The enzyme xanthine: acceptor oxidoreductase found in rat heart equilibrates between three forms differing in electron acceptor specificity. Form D transfers electrons exclusively to NAD+ and accounts for 85% of total oxidoreductase activity. Form O transfers electrons to molecular oxygen and accounts for 8%. The D/O form prefers NAD+, but without NAD+ transfers electrons to oxygen. Interconversion from D to O and O to D forms is catalyzed by sulfhydryl group-modifying reagents: Cd2+, Cu2+, disulfiram, and heating with dithiothreitol. This suggests that sulfhydryl groups participate in the first stage of enzyme conversion. The NADH/NAD+ concentration ratio may regulate the dehydrogenase activity of xanthine:acceptor oxidoreductase (NAD+-dependent activity of D and D/O forms). Accumulating NADH inhibits hypoxanthine hydroxylation. The amount of form O increases during cardiac ischemia, facilitating superoxide radical-ion generation. Also, NADH/NAD+ does not regulate form O, promoting adenylate nucleotide pool depletion, especially in the heart which has low de novo purine nucleotide synthesis.

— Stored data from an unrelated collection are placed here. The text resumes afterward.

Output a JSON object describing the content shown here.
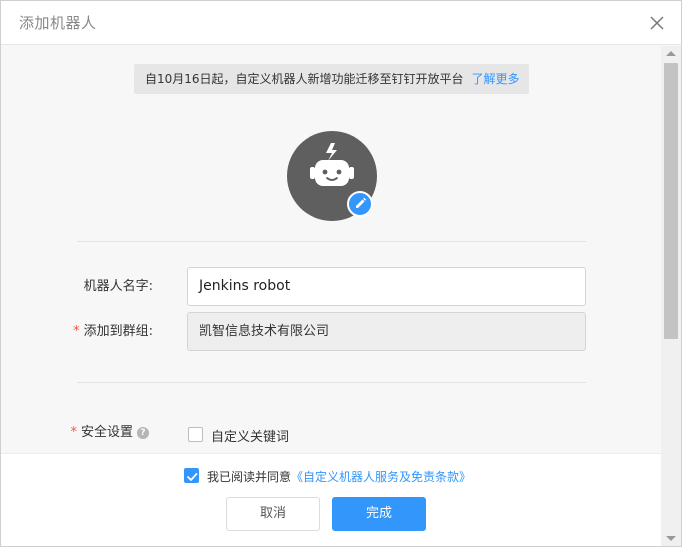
{
  "dialog": {
    "title": "添加机器人",
    "close_icon": "close-icon"
  },
  "notice": {
    "text": "自10月16日起，自定义机器人新增功能迁移至钉钉开放平台",
    "link": "了解更多"
  },
  "avatar": {
    "icon": "robot-icon",
    "edit_icon": "pencil-icon",
    "color": "#5f5f5f",
    "badge_color": "#3296fa"
  },
  "form": {
    "name_label": "机器人名字:",
    "name_value": "Jenkins robot",
    "group_label": "添加到群组:",
    "group_value": "凯智信息技术有限公司",
    "security_label": "安全设置",
    "keyword_option": "自定义关键词",
    "required_mark": "*"
  },
  "footer": {
    "agree_text": "我已阅读并同意",
    "agree_link": "《自定义机器人服务及免责条款》",
    "agree_checked": true,
    "cancel_label": "取消",
    "done_label": "完成"
  },
  "colors": {
    "accent": "#3296fa",
    "required": "#f25643"
  }
}
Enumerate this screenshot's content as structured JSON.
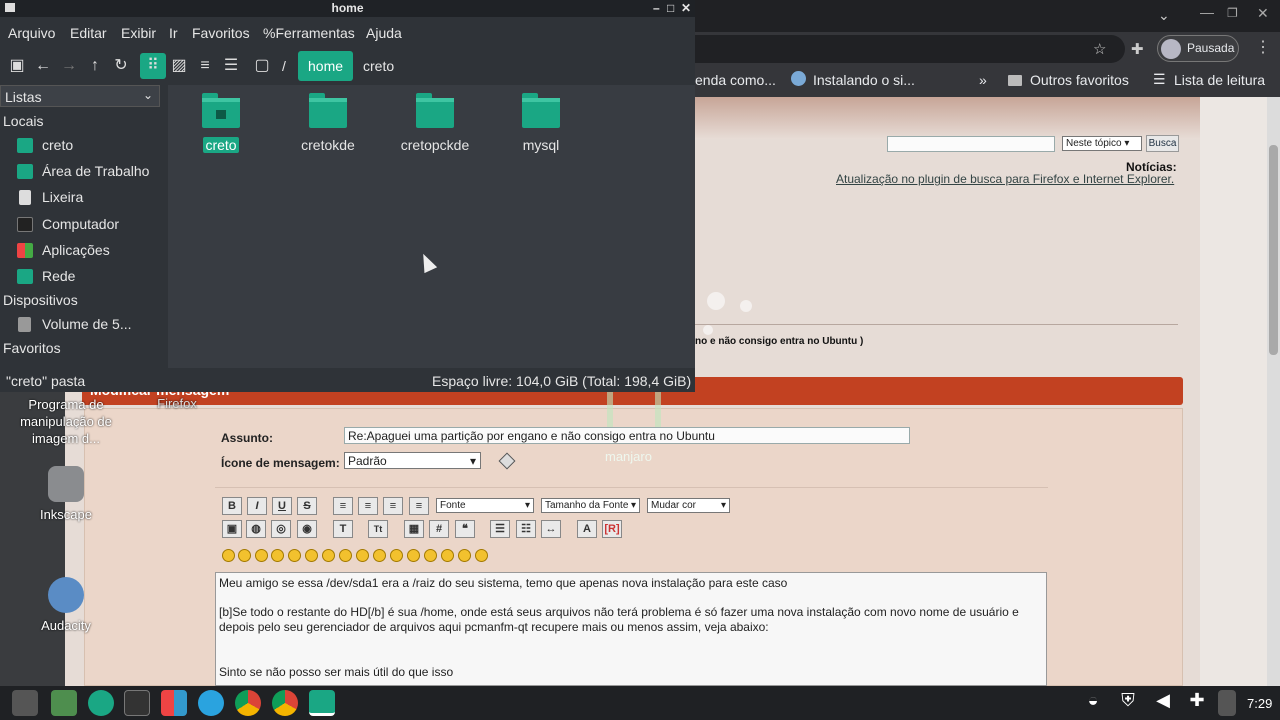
{
  "file_manager": {
    "title": "home",
    "menu": [
      "Arquivo",
      "Editar",
      "Exibir",
      "Ir",
      "Favoritos",
      "%Ferramentas",
      "Ajuda"
    ],
    "breadcrumb": [
      "/",
      "home",
      "creto"
    ],
    "side_dropdown": "Listas",
    "side_sections": {
      "locais": "Locais",
      "dispositivos": "Dispositivos",
      "favoritos": "Favoritos"
    },
    "locais_items": [
      "creto",
      "Área de Trabalho",
      "Lixeira",
      "Computador",
      "Aplicações",
      "Rede"
    ],
    "device_items": [
      "Volume de 5..."
    ],
    "folders": [
      "creto",
      "cretokde",
      "cretopckde",
      "mysql"
    ],
    "status_left": "\"creto\" pasta",
    "status_right": "Espaço livre: 104,0 GiB (Total: 198,4 GiB)"
  },
  "browser": {
    "profile_label": "Pausada",
    "bookmarks": [
      "enda como...",
      "Instalando o si...",
      "»",
      "Outros favoritos",
      "Lista de leitura"
    ],
    "page": {
      "search_scope": "Neste tópico",
      "search_button": "Busca",
      "news_title": "Notícias:",
      "news_link": "Atualização no plugin de busca para Firefox e Internet Explorer.",
      "topic_fragment": "no e não consigo entra no Ubuntu )",
      "section_header": "Modificar mensagem",
      "assunto_label": "Assunto:",
      "assunto_value": "Re:Apaguei uma partição por engano e não consigo entra no Ubuntu",
      "icone_label": "Ícone de mensagem:",
      "icone_value": "Padrão",
      "font_select": "Fonte",
      "size_select": "Tamanho da Fonte",
      "color_select": "Mudar cor",
      "message_lines": [
        "Meu amigo se essa /dev/sda1 era a /raiz do seu sistema, temo que apenas nova instalação para este caso",
        "[b]Se todo o restante do HD[/b] é sua /home, onde está seus arquivos não terá problema é só fazer uma nova instalação com novo nome de usuário e depois pelo seu gerenciador de arquivos aqui pcmanfm-qt recupere mais ou menos assim, veja abaixo:",
        "Sinto se não posso ser mais útil do que isso"
      ]
    }
  },
  "desktop": {
    "icons": [
      "Programa de manipulação de imagem d...",
      "Firefox",
      "Inkscape",
      "Audacity"
    ],
    "watermark": "manjaro"
  },
  "taskbar": {
    "clock": "7:29"
  },
  "colors": {
    "accent": "#1aa784",
    "red_bar": "#c24121"
  }
}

受体氧化还原酶可在三种电子受体特异性不同的形式之间达到平衡。D型仅将电子转移给NAD⁺,占总氧化还原酶活性的85%。O型将电子转移给分子氧,占8%。D/O型优先选择NAD⁺,但在没有NAD⁺时会将电子转移给氧。巯基修饰试剂(Cd²⁺、Cu²⁺、双硫仑)以及与二硫苏糖醇一起加热可催化D型与O型之间的相互转化。这表明巯基参与了酶转化的第一阶段。NADH/NAD⁺浓度比可能调节黄嘌呤:受体氧化还原酶的脱氢酶活性(D型和D/O型的NAD⁺依赖性活性)。积累的NADH会抑制次黄嘌呤羟基化。在心脏缺血期间,O型的量会增加,这有利于超氧阴离子自由基的产生。此外,NADH/NAD⁺不调节O型,会促进腺苷酸核苷酸池的消耗,尤其是在从头嘌呤核苷酸合成较低的心脏中。